President Donald Trump on Friday dismissed a finding from a top U.S. intelligence official that found Russia will “primarily denigrate” Democratic presidential candidate Joe Biden in the 2020 election.
“I think the last person Russia wants to see in office is Donald Trump because nobody’s been tougher on Russia than I have — ever,” Trump said during a news conference at his golf club in Bedminster, New Jersey on Friday when asked about the intelligence.
Earlier on Friday, the director of the National Counterintelligence and Security Center, William Evanina released a report identifying Russia, China and Iran as top foreign threats to the upcoming presidential race.

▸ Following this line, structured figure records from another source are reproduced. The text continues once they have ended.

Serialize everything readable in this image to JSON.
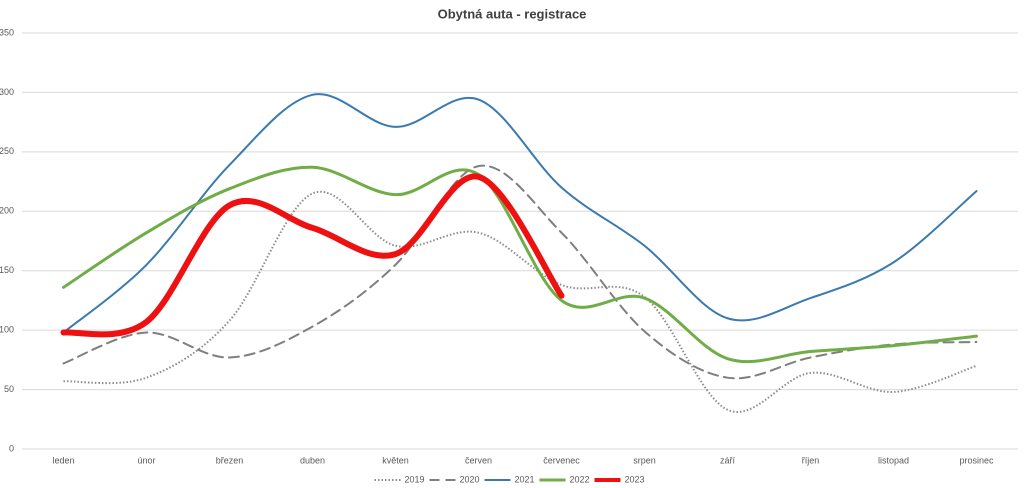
{
  "chart_data": {
    "type": "line",
    "title": "Obytná auta - registrace",
    "categories": [
      "leden",
      "únor",
      "březen",
      "duben",
      "květen",
      "červen",
      "červenec",
      "srpen",
      "září",
      "říjen",
      "listopad",
      "prosinec"
    ],
    "series": [
      {
        "name": "2019",
        "color": "#8c8c8c",
        "dash": "dotted",
        "width": 2,
        "values": [
          57,
          60,
          108,
          215,
          171,
          182,
          138,
          128,
          33,
          64,
          48,
          70
        ]
      },
      {
        "name": "2020",
        "color": "#7f7f7f",
        "dash": "dashed",
        "width": 2,
        "values": [
          72,
          98,
          77,
          103,
          155,
          238,
          182,
          99,
          60,
          77,
          88,
          90
        ]
      },
      {
        "name": "2021",
        "color": "#3a7ab0",
        "dash": "solid",
        "width": 2,
        "values": [
          98,
          155,
          239,
          298,
          271,
          294,
          220,
          171,
          110,
          127,
          157,
          217
        ]
      },
      {
        "name": "2022",
        "color": "#70ad47",
        "dash": "solid",
        "width": 3,
        "values": [
          136,
          182,
          219,
          237,
          214,
          231,
          125,
          127,
          76,
          82,
          87,
          95
        ]
      },
      {
        "name": "2023",
        "color": "#ee1111",
        "dash": "solid",
        "width": 6,
        "values": [
          98,
          107,
          205,
          186,
          164,
          229,
          129,
          null,
          null,
          null,
          null,
          null
        ]
      }
    ],
    "ylim": [
      0,
      350
    ],
    "yticks": [
      0,
      50,
      100,
      150,
      200,
      250,
      300,
      350
    ],
    "grid": true,
    "smooth": true,
    "legend": "bottom"
  }
}
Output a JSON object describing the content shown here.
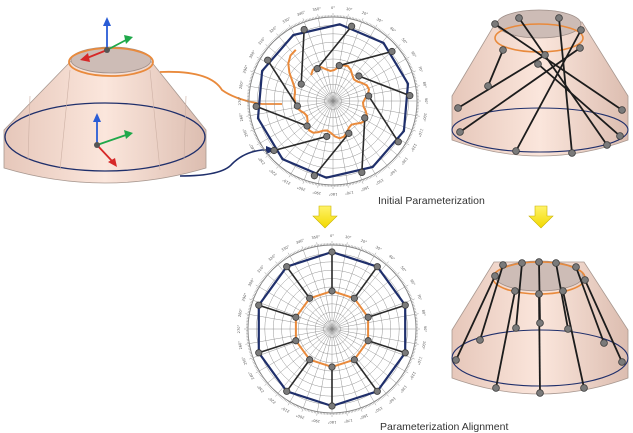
{
  "captions": {
    "initial": "Initial Parameterization",
    "alignment": "Parameterization Alignment"
  },
  "colors": {
    "frustum_fill": "#f6d9cc",
    "frustum_top": "#c9b8b3",
    "frustum_edge": "#9f8f89",
    "orange": "#e98a3c",
    "navy": "#1f2f6b",
    "connector": "#2a2a2a",
    "node": "#7a7a7a",
    "arrow_fill": "#ffee00",
    "axis_x": "#d62828",
    "axis_y": "#1fa84a",
    "axis_z": "#2a5cd6",
    "polar_grid": "#8a8a8a"
  },
  "polar": {
    "rings": 10,
    "spokes": 36,
    "angle_labels": [
      "0°",
      "10°",
      "20°",
      "30°",
      "40°",
      "50°",
      "60°",
      "70°",
      "80°",
      "90°",
      "100°",
      "110°",
      "120°",
      "130°",
      "140°",
      "150°",
      "160°",
      "170°",
      "180°",
      "190°",
      "200°",
      "210°",
      "220°",
      "230°",
      "240°",
      "250°",
      "260°",
      "270°",
      "280°",
      "290°",
      "300°",
      "310°",
      "320°",
      "330°",
      "340°",
      "350°"
    ]
  },
  "arrows": [
    "down-arrow",
    "down-arrow",
    "down-arrow"
  ]
}
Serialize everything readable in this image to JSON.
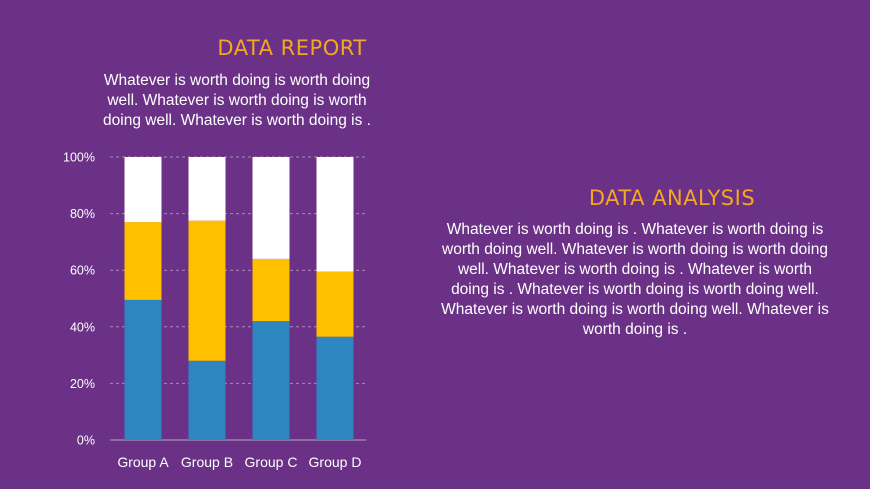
{
  "report": {
    "title": "DATA REPORT",
    "text": "Whatever is worth doing is worth doing well. Whatever is worth doing is worth doing well. Whatever is worth doing is ."
  },
  "analysis": {
    "title": "DATA ANALYSIS",
    "text": "Whatever is worth doing is . Whatever is worth doing is worth doing well. Whatever is worth doing is worth doing well. Whatever is worth doing is . Whatever is worth doing is . Whatever is worth doing is worth doing well. Whatever is worth doing is worth doing well. Whatever is worth doing is ."
  },
  "chart_data": {
    "type": "bar",
    "stacked": true,
    "percent": true,
    "categories": [
      "Group A",
      "Group B",
      "Group C",
      "Group D"
    ],
    "series": [
      {
        "color": "#2e86c1",
        "values": [
          49.5,
          28,
          42,
          36.5
        ]
      },
      {
        "color": "#ffc000",
        "values": [
          27.5,
          49.5,
          22,
          23
        ]
      },
      {
        "color": "#ffffff",
        "values": [
          23,
          22.5,
          36,
          40.5
        ]
      }
    ],
    "yticks": [
      "0%",
      "20%",
      "40%",
      "60%",
      "80%",
      "100%"
    ],
    "ylim": [
      0,
      100
    ],
    "grid": true,
    "grid_style": "dashed"
  }
}
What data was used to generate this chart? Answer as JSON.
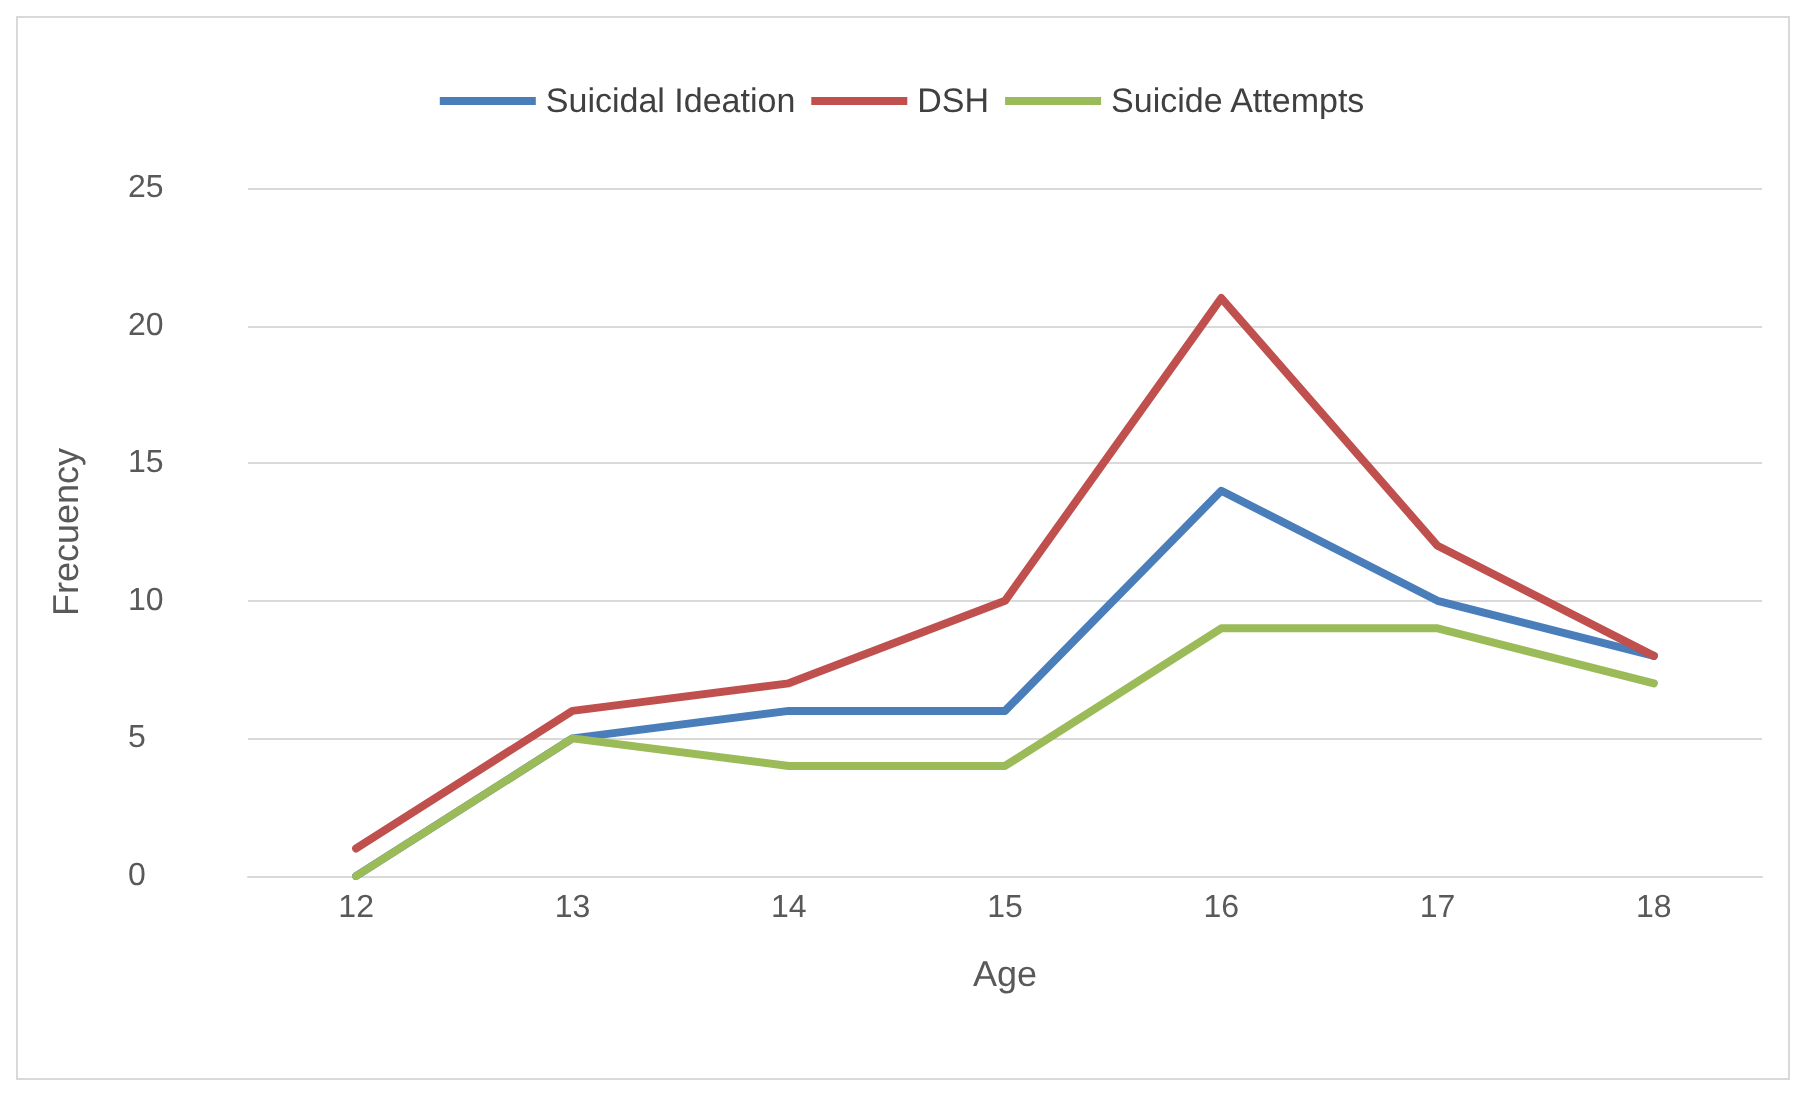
{
  "chart_data": {
    "type": "line",
    "xlabel": "Age",
    "ylabel": "Frecuency",
    "categories": [
      "12",
      "13",
      "14",
      "15",
      "16",
      "17",
      "18"
    ],
    "series": [
      {
        "name": "Suicidal Ideation",
        "color": "#4a7ebb",
        "values": [
          0,
          5,
          6,
          6,
          14,
          10,
          8
        ]
      },
      {
        "name": "DSH",
        "color": "#c0504d",
        "values": [
          1,
          6,
          7,
          10,
          21,
          12,
          8
        ]
      },
      {
        "name": "Suicide Attempts",
        "color": "#9bbb59",
        "values": [
          0,
          5,
          4,
          4,
          9,
          9,
          7
        ]
      }
    ],
    "ylim": [
      0,
      25
    ],
    "yticks": [
      0,
      5,
      10,
      15,
      20,
      25
    ],
    "grid": "y",
    "legend": "top",
    "marker": "none",
    "line_style": "solid"
  }
}
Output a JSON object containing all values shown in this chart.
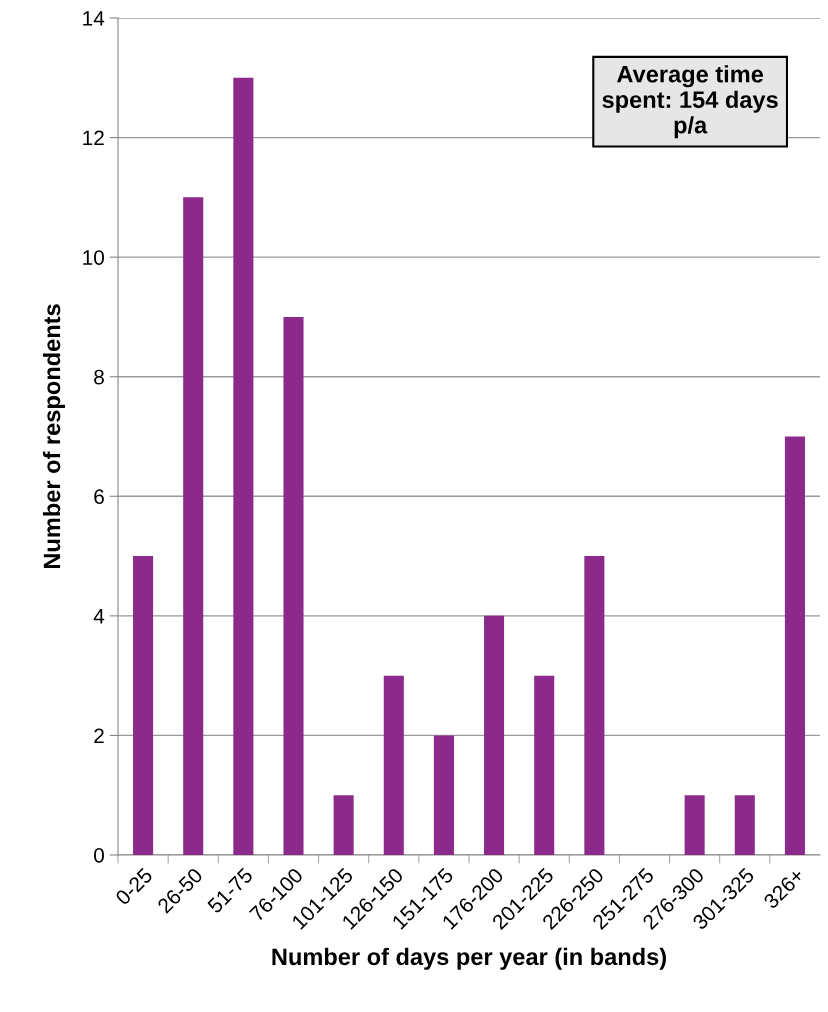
{
  "chart_data": {
    "type": "bar",
    "xlabel": "Number of days per year (in bands)",
    "ylabel": "Number of respondents",
    "categories": [
      "0-25",
      "26-50",
      "51-75",
      "76-100",
      "101-125",
      "126-150",
      "151-175",
      "176-200",
      "201-225",
      "226-250",
      "251-275",
      "276-300",
      "301-325",
      "326+"
    ],
    "values": [
      5,
      11,
      13,
      9,
      1,
      3,
      2,
      4,
      3,
      5,
      0,
      1,
      1,
      7
    ],
    "color": "#8b2a8b",
    "ylim": [
      0,
      14
    ],
    "yticks": [
      0,
      2,
      4,
      6,
      8,
      10,
      12,
      14
    ],
    "grid": "y",
    "legend": false,
    "annotations": [
      "Average time\nspent: 154 days\np/a"
    ]
  }
}
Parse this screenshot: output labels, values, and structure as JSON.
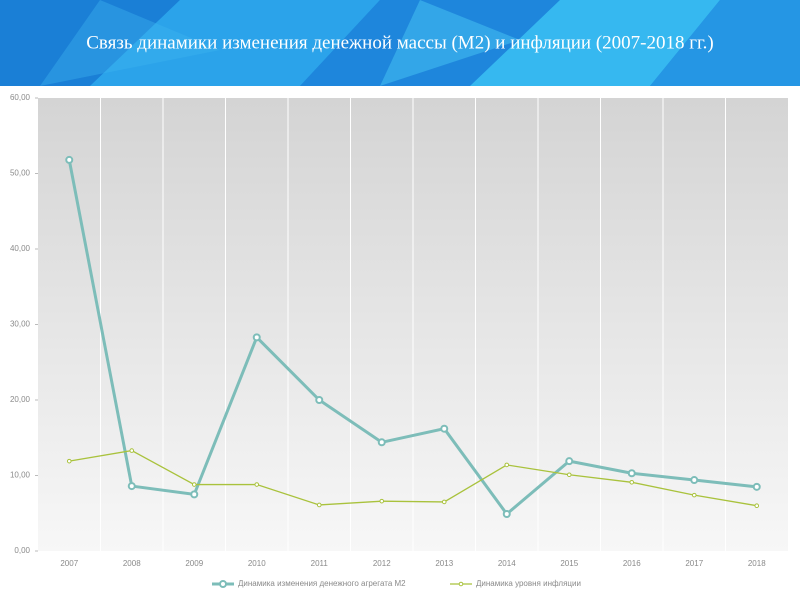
{
  "chart_data": {
    "type": "line",
    "title": "Связь динамики изменения денежной массы (М2) и инфляции (2007-2018 гг.)",
    "categories": [
      "2007",
      "2008",
      "2009",
      "2010",
      "2011",
      "2012",
      "2013",
      "2014",
      "2015",
      "2016",
      "2017",
      "2018"
    ],
    "series": [
      {
        "name": "Динамика изменения денежного агрегата М2",
        "color": "#7dbdb9",
        "values": [
          51.8,
          8.6,
          7.5,
          28.3,
          20.0,
          14.4,
          16.2,
          4.9,
          11.9,
          10.3,
          9.4,
          8.5
        ]
      },
      {
        "name": "Динамика уровня инфляции",
        "color": "#a9c23c",
        "values": [
          11.9,
          13.3,
          8.8,
          8.8,
          6.1,
          6.6,
          6.5,
          11.4,
          10.1,
          9.1,
          7.4,
          6.0
        ]
      }
    ],
    "ylim": [
      0,
      60
    ],
    "yticks": [
      {
        "value": 0,
        "label": "0,00"
      },
      {
        "value": 10,
        "label": "10,00"
      },
      {
        "value": 20,
        "label": "20,00"
      },
      {
        "value": 30,
        "label": "30,00"
      },
      {
        "value": 40,
        "label": "40,00"
      },
      {
        "value": 50,
        "label": "50,00"
      },
      {
        "value": 60,
        "label": "60,00"
      }
    ],
    "grid": true,
    "legend": "bottom"
  }
}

Evanina’s report fell short of explicitly stating that Moscow wants Trump re-elected for a second term, but noted that the Kremlin “is using a range of measures to primarily denigrate” Biden and what it called “an anti-Russia ‘establishment.’”
The report listed Ukrainian MP Andriy Derkach as an example of the sort of “measures” being taken to “denigrate” Trump’s Democratic opponent.
In December of last year, Derkach met with Trump attorney Rudy Giuliani in Kyiv and handed him a packet of information about the Bidens. Since then Ukranian parlementarian has spent much of this year releasing what appear to be edited recordings of phone calls between Biden and Ukraine’s then-President Petro Poroshenko in 2016.
But Trump has shown little will to recognize these findings, rebuffing a reporter when challenged further about the issue on Friday.
“Well, I don’t care what anybody says,” Trump said.
Without actually addressing election interference the President instead diverted attention to efforts he’s made to beef up the military and saying that he has pressured allies to increase financial support to NATO as examples of how he’s been “tougher” than his predecessors.
But members of Congress have long accused the President of cozying up to the Russian leader.
House Speaker Nancy Pelosi (D-CA), among others, chastised the President in June following reports that Trump had allegedly been briefed on an intelligence finding that Russian operatives had offered bounties to Taliban-linked militias in Afghanistan to kill U.S. and coalition troops.
“With him, all roads lead to Putin,” Pelosi said in June referring to Trump’s relationship with the Russian leader, adding, “I don’t know what the Russians have on the president, politically, personally, or financially.”
In an Axios interview that aired on Monday, Trump said that he has “never” discussed the Russian bounty plot in conversations with Russian President Vladimir Putin. He has previously denied allegations that the report was shared with him, even calling the intelligence in tweets “possibly another fabricated Russia Hoax.”
In spite of his apparent unwillingness to confront Russia on key national security issues, Trump maintained in Friday’s news conference that “nobody with any common sense” would be inclined to draw conclusions that Russia would have any vested interest in damaging Biden to boost Trump’s own re-election.